To further make it more accessible to as many Filipinos as possible, American documentary filmmaker Lauren Greenfield said that a documentary about a political clan and its matriarch will soon be available in local languages.
The filmmaker tweeted that the award-winning documentary “The Kingmaker” will soon be viewed with subtitles in Filipino, Bisaya, Ilocano, Bicolano and Hiligaynon.
“Dropping this week… five separate Tagalog-dubbed versions of THE KINGMAKER, captioned in five different languages (Tagalog, Bisaya, Ilocano, Bicol, and Hiligaynon),” Greenfield said on Thursday.
“Please retweet this thread far and wide to (your) networks, so everyone gets a heads up… #thekingmaker,” she added.
The Philippines, being an archipelago, is linguistically diverse and has several languages that are spoken in different regions across the country.
A 2019 report said there were 183 “living languages” in the country so far but the official ones are Filipino and English.
Meanwhile, Filipinos lauded Greenfield’s initiative to make the documentary more accessible to the public.
The documentary is originally made in English, with English subtitles.
“TAMA BEHAVIOUR !!!!! But seriously, thank (you) Lauren Greenfield and team for pushing this very important film to be accessible!! And at such a crucial time in our history,” a Twitter user said, referring to the 2022 national elections.
“Hoping local TV channels show this too! must-watch for ALL voters,” another online user tweeted with emojis.
“Thank you very much.

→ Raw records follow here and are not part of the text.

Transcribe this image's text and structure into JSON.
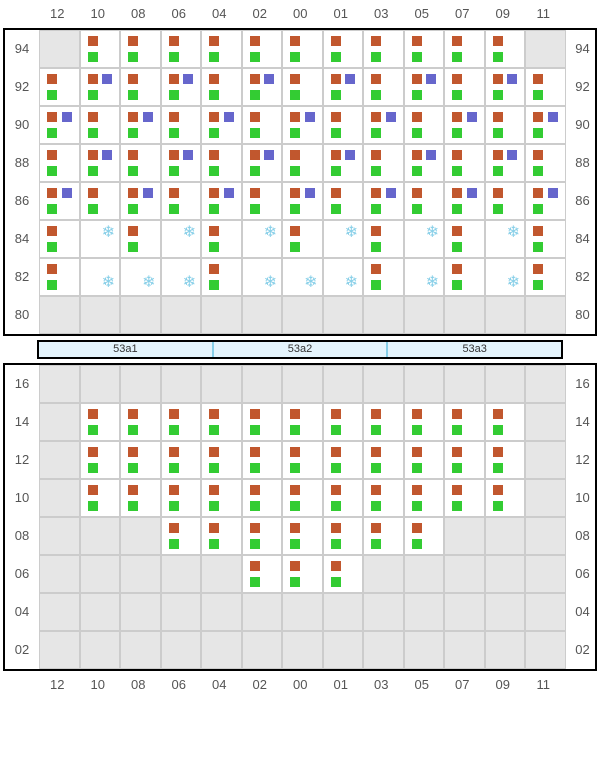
{
  "colors": {
    "red": "#c1572e",
    "green": "#33cc33",
    "purple": "#6666cc",
    "snow": "#87cfe8"
  },
  "pdus": [
    "53a1",
    "53a2",
    "53a3"
  ],
  "columns": [
    "12",
    "10",
    "08",
    "06",
    "04",
    "02",
    "00",
    "01",
    "03",
    "05",
    "07",
    "09",
    "11"
  ],
  "topRack": {
    "rows": [
      "94",
      "92",
      "90",
      "88",
      "86",
      "84",
      "82",
      "80"
    ],
    "cells": {
      "94": [
        null,
        "rg",
        "rg",
        "rg",
        "rg",
        "rg",
        "rg",
        "rg",
        "rg",
        "rg",
        "rg",
        "rg",
        null
      ],
      "92": [
        "rg",
        "rgp",
        "rg",
        "rgp",
        "rg",
        "rgp",
        "rg",
        "rgp",
        "rg",
        "rgp",
        "rg",
        "rgp",
        "rg"
      ],
      "90": [
        "rgp",
        "rg",
        "rgp",
        "rg",
        "rgp",
        "rg",
        "rgp",
        "rg",
        "rgp",
        "rg",
        "rgp",
        "rg",
        "rgp"
      ],
      "88": [
        "rg",
        "rgp",
        "rg",
        "rgp",
        "rg",
        "rgp",
        "rg",
        "rgp",
        "rg",
        "rgp",
        "rg",
        "rgp",
        "rg"
      ],
      "86": [
        "rgp",
        "rg",
        "rgp",
        "rg",
        "rgp",
        "rg",
        "rgp",
        "rg",
        "rgp",
        "rg",
        "rgp",
        "rg",
        "rgp"
      ],
      "84": [
        "rg",
        "sn1",
        "rg",
        "sn1",
        "rg",
        "sn1",
        "rg",
        "sn1",
        "rg",
        "sn1",
        "rg",
        "sn1",
        "rg"
      ],
      "82": [
        "rg",
        "sn2",
        "sn2",
        "sn2",
        "rg",
        "sn2",
        "sn2",
        "sn2",
        "rg",
        "sn2",
        "rg",
        "sn2",
        "rg"
      ],
      "80": [
        null,
        null,
        null,
        null,
        null,
        null,
        null,
        null,
        null,
        null,
        null,
        null,
        null
      ]
    }
  },
  "bottomRack": {
    "rows": [
      "16",
      "14",
      "12",
      "10",
      "08",
      "06",
      "04",
      "02"
    ],
    "cells": {
      "16": [
        null,
        null,
        null,
        null,
        null,
        null,
        null,
        null,
        null,
        null,
        null,
        null,
        null
      ],
      "14": [
        null,
        "rg",
        "rg",
        "rg",
        "rg",
        "rg",
        "rg",
        "rg",
        "rg",
        "rg",
        "rg",
        "rg",
        null
      ],
      "12": [
        null,
        "rg",
        "rg",
        "rg",
        "rg",
        "rg",
        "rg",
        "rg",
        "rg",
        "rg",
        "rg",
        "rg",
        null
      ],
      "10": [
        null,
        "rg",
        "rg",
        "rg",
        "rg",
        "rg",
        "rg",
        "rg",
        "rg",
        "rg",
        "rg",
        "rg",
        null
      ],
      "08": [
        null,
        null,
        null,
        "rg",
        "rg",
        "rg",
        "rg",
        "rg",
        "rg",
        "rg",
        null,
        null,
        null
      ],
      "06": [
        null,
        null,
        null,
        null,
        null,
        "rg",
        "rg",
        "rg",
        null,
        null,
        null,
        null,
        null
      ],
      "04": [
        null,
        null,
        null,
        null,
        null,
        null,
        null,
        null,
        null,
        null,
        null,
        null,
        null
      ],
      "02": [
        null,
        null,
        null,
        null,
        null,
        null,
        null,
        null,
        null,
        null,
        null,
        null,
        null
      ]
    }
  }
}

This will make the movie more comprehensible for those who most need to see this,” a different Filipino said.
Last week, Greenfield announced that “The Kingmaker” is already available for free streaming on Vimeo and can be watched on any device.
The documentary features former first lady Imelda Marcos and some interviews with her son, presidential aspirant Ferdinand Marcos Jr.
It documents the start of Imelda and late dictator Ferdinand Marcos Sr‘s relationship, her influence during her husband’s term, Martial Law, the People Power Revolution, their exile in the United States and their return to the Philippines.
“The Kingmaker” also includes accounts of some Martial Law victims.
Martial Law-themed independent movie “Liway” is additionally available on YouTube for streaming.